Let us be honest – the view is not as stunning in 2016. But the Network Rail New Measuring Train came past, as did a huge train of coal. I was happy – enjoy the photos.
The Great Hall is quite a room, and at the bottom level is a Garrison Room and a Chapel. The Chapel lies below the main external stairway. It has an unusual north-south nave set a right angles to the chancel – presumably because of the limited space at the bottom of the Keep. In the Middle Ages it could only be entered from outside through a small door. It has lovely stone work, with beautiful Norman arches. It is known as the Royal Chapel – when royalty wasn’t in attendance a chaplain would still be present to pray for them.
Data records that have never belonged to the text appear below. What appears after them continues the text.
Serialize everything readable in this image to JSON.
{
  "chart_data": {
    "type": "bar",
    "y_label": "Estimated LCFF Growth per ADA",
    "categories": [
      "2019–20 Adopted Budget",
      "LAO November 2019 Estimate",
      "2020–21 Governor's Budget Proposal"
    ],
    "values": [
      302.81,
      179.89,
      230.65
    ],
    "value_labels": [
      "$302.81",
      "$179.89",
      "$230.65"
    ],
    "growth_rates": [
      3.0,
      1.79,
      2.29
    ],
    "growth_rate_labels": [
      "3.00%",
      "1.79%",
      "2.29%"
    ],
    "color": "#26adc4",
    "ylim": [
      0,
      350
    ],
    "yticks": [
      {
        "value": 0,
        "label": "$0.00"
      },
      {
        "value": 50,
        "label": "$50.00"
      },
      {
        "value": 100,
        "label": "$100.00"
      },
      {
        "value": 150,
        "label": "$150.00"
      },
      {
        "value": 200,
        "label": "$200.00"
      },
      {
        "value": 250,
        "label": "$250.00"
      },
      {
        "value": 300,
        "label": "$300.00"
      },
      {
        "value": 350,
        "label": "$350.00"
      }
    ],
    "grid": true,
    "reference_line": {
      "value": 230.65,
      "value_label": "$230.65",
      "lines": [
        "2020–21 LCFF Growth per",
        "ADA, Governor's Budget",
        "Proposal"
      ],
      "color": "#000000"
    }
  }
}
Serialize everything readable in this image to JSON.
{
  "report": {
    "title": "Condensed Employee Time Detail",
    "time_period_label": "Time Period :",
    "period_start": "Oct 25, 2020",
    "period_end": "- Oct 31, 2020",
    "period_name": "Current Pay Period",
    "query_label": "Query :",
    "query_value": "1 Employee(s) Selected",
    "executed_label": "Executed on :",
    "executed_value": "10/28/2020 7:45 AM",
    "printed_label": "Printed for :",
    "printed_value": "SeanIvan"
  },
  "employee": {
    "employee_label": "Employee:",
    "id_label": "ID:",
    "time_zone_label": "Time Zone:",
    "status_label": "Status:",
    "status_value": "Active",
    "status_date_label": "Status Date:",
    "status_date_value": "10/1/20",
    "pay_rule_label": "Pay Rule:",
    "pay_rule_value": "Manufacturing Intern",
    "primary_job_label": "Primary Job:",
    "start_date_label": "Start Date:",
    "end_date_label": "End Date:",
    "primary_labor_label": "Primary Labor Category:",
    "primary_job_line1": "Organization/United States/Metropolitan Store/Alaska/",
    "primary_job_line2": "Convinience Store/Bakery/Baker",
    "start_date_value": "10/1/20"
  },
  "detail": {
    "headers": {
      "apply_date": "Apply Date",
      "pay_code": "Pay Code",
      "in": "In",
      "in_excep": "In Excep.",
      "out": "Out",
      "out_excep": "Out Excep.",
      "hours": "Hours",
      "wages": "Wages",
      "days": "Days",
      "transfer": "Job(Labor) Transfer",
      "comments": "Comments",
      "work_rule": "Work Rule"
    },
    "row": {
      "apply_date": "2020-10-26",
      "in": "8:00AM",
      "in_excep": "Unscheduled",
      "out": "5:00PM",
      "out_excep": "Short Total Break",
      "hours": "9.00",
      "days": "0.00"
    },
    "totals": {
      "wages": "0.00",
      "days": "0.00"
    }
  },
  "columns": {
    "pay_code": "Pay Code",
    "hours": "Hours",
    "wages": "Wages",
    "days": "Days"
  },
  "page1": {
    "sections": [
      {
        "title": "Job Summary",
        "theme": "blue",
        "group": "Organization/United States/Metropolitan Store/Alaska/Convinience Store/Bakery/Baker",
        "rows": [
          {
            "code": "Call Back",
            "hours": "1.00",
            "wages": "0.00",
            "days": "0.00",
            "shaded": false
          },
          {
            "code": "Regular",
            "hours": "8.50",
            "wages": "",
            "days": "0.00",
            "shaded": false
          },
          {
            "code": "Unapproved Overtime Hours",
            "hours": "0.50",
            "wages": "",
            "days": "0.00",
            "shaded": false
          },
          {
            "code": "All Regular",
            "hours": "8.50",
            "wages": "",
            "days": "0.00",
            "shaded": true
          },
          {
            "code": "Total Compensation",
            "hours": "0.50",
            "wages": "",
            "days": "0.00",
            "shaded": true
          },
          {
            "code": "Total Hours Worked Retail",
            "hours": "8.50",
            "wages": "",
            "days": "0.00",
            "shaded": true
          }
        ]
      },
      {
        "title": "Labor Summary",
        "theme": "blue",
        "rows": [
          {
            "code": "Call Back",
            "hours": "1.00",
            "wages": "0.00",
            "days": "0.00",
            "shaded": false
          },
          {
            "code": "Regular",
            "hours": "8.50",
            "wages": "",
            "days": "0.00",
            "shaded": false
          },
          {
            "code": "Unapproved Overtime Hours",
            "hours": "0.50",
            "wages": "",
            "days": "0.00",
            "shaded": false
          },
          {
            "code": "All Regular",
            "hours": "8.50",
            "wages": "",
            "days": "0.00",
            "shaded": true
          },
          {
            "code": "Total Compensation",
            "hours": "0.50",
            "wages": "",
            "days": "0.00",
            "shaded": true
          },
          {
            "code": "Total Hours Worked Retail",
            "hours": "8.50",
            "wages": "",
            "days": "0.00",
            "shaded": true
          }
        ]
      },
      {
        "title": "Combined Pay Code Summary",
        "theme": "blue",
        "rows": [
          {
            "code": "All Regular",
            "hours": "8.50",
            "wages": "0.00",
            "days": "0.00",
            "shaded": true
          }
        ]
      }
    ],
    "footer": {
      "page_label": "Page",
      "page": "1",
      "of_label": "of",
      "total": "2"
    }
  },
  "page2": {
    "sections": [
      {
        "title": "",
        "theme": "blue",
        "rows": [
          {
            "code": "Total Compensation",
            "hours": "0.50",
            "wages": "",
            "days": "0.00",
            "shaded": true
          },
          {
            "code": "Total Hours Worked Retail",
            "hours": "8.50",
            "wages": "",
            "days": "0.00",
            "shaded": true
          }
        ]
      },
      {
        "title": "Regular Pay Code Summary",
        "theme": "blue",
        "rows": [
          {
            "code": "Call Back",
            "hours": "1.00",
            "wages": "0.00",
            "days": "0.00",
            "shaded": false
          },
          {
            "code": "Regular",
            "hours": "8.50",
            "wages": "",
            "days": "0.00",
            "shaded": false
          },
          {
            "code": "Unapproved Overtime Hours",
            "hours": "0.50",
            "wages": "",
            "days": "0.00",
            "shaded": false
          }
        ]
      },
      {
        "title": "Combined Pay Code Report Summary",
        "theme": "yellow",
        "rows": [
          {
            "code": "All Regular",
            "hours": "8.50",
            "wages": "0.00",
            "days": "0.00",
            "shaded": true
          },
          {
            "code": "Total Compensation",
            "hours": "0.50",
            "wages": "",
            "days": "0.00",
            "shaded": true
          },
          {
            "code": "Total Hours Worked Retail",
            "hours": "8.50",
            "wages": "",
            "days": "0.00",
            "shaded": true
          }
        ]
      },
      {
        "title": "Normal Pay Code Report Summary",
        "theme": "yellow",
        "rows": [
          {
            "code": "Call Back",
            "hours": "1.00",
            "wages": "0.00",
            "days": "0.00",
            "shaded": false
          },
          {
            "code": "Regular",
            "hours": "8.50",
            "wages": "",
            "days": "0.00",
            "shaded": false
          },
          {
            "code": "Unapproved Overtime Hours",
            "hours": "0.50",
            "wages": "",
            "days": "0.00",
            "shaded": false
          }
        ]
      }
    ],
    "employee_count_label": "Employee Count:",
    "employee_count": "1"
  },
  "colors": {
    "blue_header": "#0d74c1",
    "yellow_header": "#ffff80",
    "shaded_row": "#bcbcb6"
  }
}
It was restored in 1813.
The Norman gravestone dates c 1080-1095. It was found during excavations north of the Keep in 1990. The decoration mixes the local Saxon style with the new Norman “Romanesque” style, showing that the Saxon cemetery was still in use after the building of the first Norman castle in 1080. Eventually the cemetery was built over with the new stone Castle in the 1100s.
I had a wander along to the High Level Bridge and the station. While walking Ray had mentioned the Wetherspoon’s opposite the station which was the Union Club – purpose-built in 1877 to the designs of M.P. Manning. It was an exclusive gentleman’s club, and Lord Armstrong was one of the members. Rather nice, so I sat with coffee and scone until the girls phoned for a lift home. I had walked 9 miles.